В другом письме тому же Бордюгову он писал следующее: «Сегодня вечером отправлюсь в Горный Корпус и отыщу Дмитревского. Завтра напишу тебе. Ты сам должен непременно приехать. Нам нужно говорить о предметах очень важных. Теперь нас зовет деятельность; пора перестать сидеть сложа руки… Приезжай, ради бога. Ты очень нужен. Твой на все
Н. Добролюбов» (подчеркнуто автором).Все это позволяет с уверенностью сказать, что в письмах нашли отражение неизвестные нам обстоятельства, связанные с нелегальной деятельностью Добролюбова. За этими осторожными по необходимости строчками, за их недомолвками и намеками мы ощущаем атмосферу напряженных ожиданий, конспиративных разговоров, попыток начать практическую работу. Те же мысли приходят в голову, когда мы читаем стихотворение «Еще работы в жизни много», написанное…Добролюбовым в последние годы жизни. Здесь также идет речь о каких-то кружках, участников которых был поэт, звавший своих товарищей к «живому, делу» и неизменно презиравший пустое «словопренье»:
Я ваш, друзья, — хочу быть вашим. На труд и битву я готов, — Лишь бы начать в союзе нашем Живое дело вместо слов. Но если нет, мое презренье Меня далеко оттолкнет От тех кружков, где словопренье Опять права свои возьмет. И сгибну ль я в тоске безумной, Иль в мире с пошлостью людской, — Все лучше, чем заняться шумной, Надменно-праздной болтовней.Стихотворение заканчивалось многозначительной строфой, полной веры в торжество «святого дела»:
Но знаю я, дорога наша Уж пилигримов новых ждет, И не минет святая чаша Всех, кто ее не оттолкнет.Эти и многие другие строки стихов Добролюбова, многочисленные намеки, содержащиеся в его письмах, дают известное представление о конспиративных связях, складывавшихся между «революционерами 61-го года».
Еще недавно, немногим больше полугода назад, Добролюбов в письме к Шемановскому горькими словами характеризовал вялость и «нравственное расслабление», будто бы свойственные молодому поколению; теперь же, полный энергии и надежд, он горячо зовет своего друга к большой работе для общего блага. Он доказывает ему, что в жизни есть интересы, которые «могут и должны зажечь все наше существо». «Интересы эти заключаются, не в чине, не в комфорте, не в женщине, даже не в науке, а в общественной деятельности. До сих пор нет для развитого и честного человека благодарной деятельности на Руси; вот отчего и вянем, и киснем, и пропадаем все мы. Но мы должны создать эту деятельность… И я верю, что будь сотня таких людей хоть как мы с тобой и с Ваней, да решись эти люди, и согласись между собой окончательно, — деятельность эта создастся, несмотря на все подлости обскурантов…»

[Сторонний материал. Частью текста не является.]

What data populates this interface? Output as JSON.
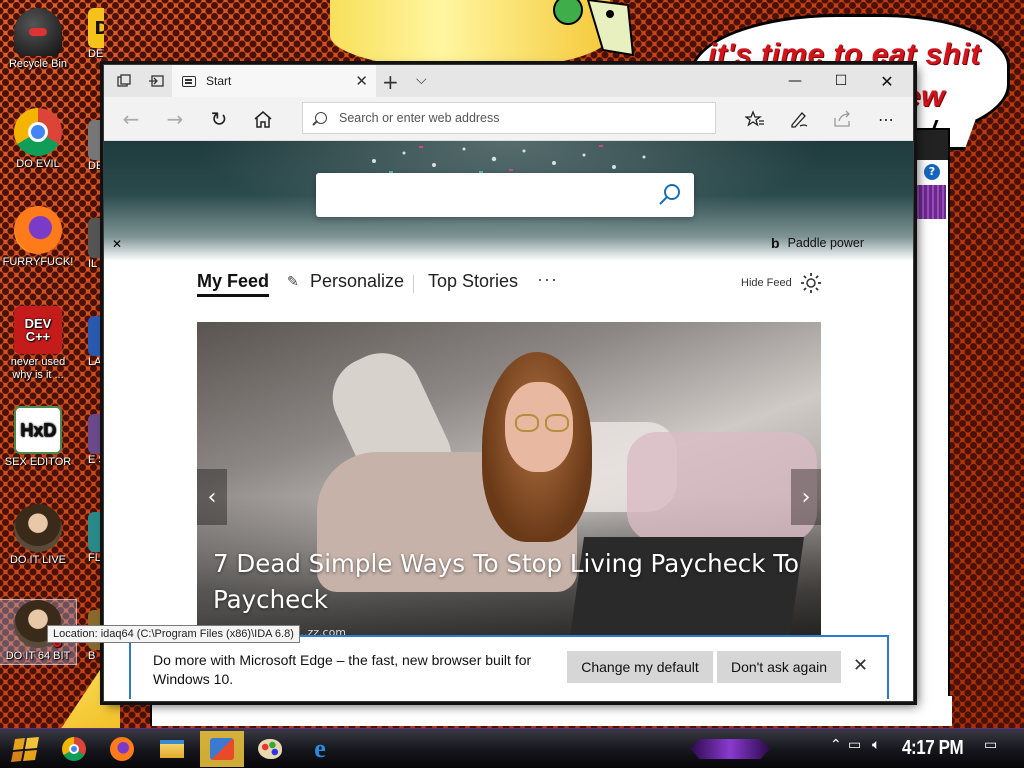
{
  "speech_bubble": {
    "line1": "it's time to eat shit",
    "line2": "ew"
  },
  "desktop_icons": [
    {
      "label": "Recycle Bin",
      "icon": "recycle-bin-icon"
    },
    {
      "label": "DO EVIL",
      "icon": "chrome-icon"
    },
    {
      "label": "FURRYFUCK!",
      "icon": "firefox-icon"
    },
    {
      "label": "never used why is it ...",
      "icon": "devcpp-icon",
      "badge": "DEV C++"
    },
    {
      "label": "SEX EDITOR",
      "icon": "hxd-icon",
      "badge": "HxD"
    },
    {
      "label": "DO IT LIVE",
      "icon": "ida-portrait-icon"
    },
    {
      "label": "DO IT 64 BIT",
      "icon": "ida64-portrait-icon",
      "badge": "6"
    }
  ],
  "desktop_icons_col2": [
    {
      "label": "DET",
      "badge": "De"
    },
    {
      "label": "DE HA"
    },
    {
      "label": "IL"
    },
    {
      "label": "LAN"
    },
    {
      "label": "E SIM"
    },
    {
      "label": "FL"
    },
    {
      "label": "B"
    }
  ],
  "tooltip": "Location: idaq64 (C:\\Program Files (x86)\\IDA 6.8)",
  "browser": {
    "tab_title": "Start",
    "address_placeholder": "Search or enter web address",
    "search_placeholder": "",
    "bing_caption": "Paddle power",
    "feed_tabs": {
      "my_feed": "My Feed",
      "personalize": "Personalize",
      "top_stories": "Top Stories",
      "more": "···"
    },
    "hide_feed": "Hide Feed",
    "article": {
      "headline": "7 Dead Simple Ways To Stop Living Paycheck To Paycheck",
      "source": "...zz.com"
    },
    "notification": {
      "text": "Do more with Microsoft Edge – the fast, new browser built for Windows 10.",
      "primary_button": "Change my default",
      "secondary_button": "Don't ask again"
    }
  },
  "taskbar": {
    "apps": [
      "start-icon",
      "chrome-icon",
      "firefox-icon",
      "file-explorer-icon",
      "paint-icon",
      "paint-palette-icon",
      "edge-icon"
    ],
    "clock": "4:17 PM"
  },
  "colors": {
    "accent_blue": "#2d7bd0",
    "speech_red": "#d4141c",
    "taskbar_purple": "#8a3ad0"
  }
}
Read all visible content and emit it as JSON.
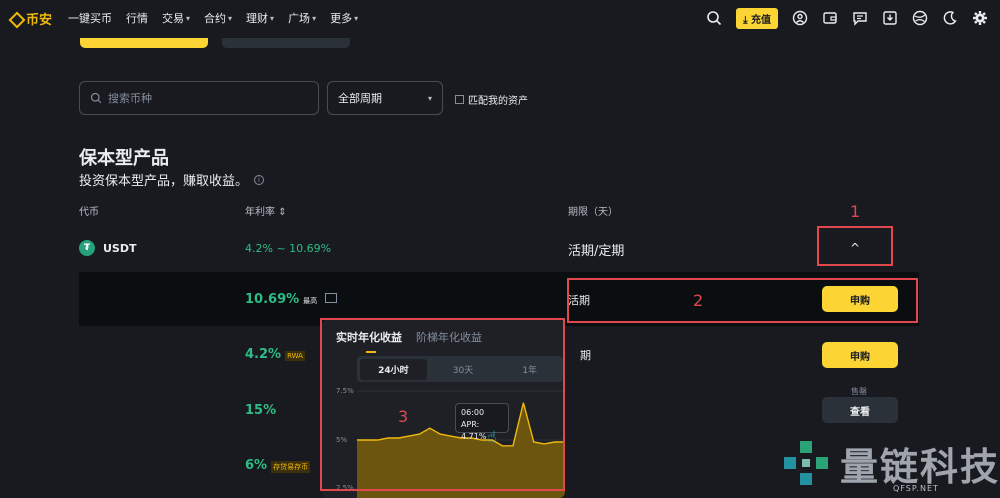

Что значили слова — создать общественную деятельность? На языке, понятном друзьям Добролюбова, это значило вызвать к жизни такие общественные силы, которые могли бы совершить переворот, насильственным путем свалить ненавистное самодержавие. В другом письме к тому же Шемановскому (от 6 августа 1859 года) Добролюбов еще более ясно расшифровал свою мысль. Он писал: «С потерей внешней возможности для такой деятельности мы умрем, — но и умрем все-таки не даром… Вспомни:
Не может сын глядеть спокойно На горе матери родной. и т. д.Прочти стихов десять, и в конце их ты увидишь яснее, что я хочу сказать». Перечитаем указанные Добролюбовым строки из стихотворения Некрасова «Поэт и гражданин»:
Иди в огонь за честь отчизны. За убежденье, за любовь… Иди и гибни безупречно. Умрешь не даром… Дело прочно, Когда под ним струится кровь.Для пояснения своей мысли о революционном подвиге Добролюбов прибег к некрасовским стихам, выражавшим эту мысль сжато и точно. Стихотворение «Поэт и гражданин», истолкованное в придворных кругах как призыв к революции, всем своим содержанием было близко Добролюбову. Он находил в нем выражение своих взглядов на общественное значение искусства. Некрасовский идеал гражданского поэта и деятеля вообще отвечал его собственным представлениям.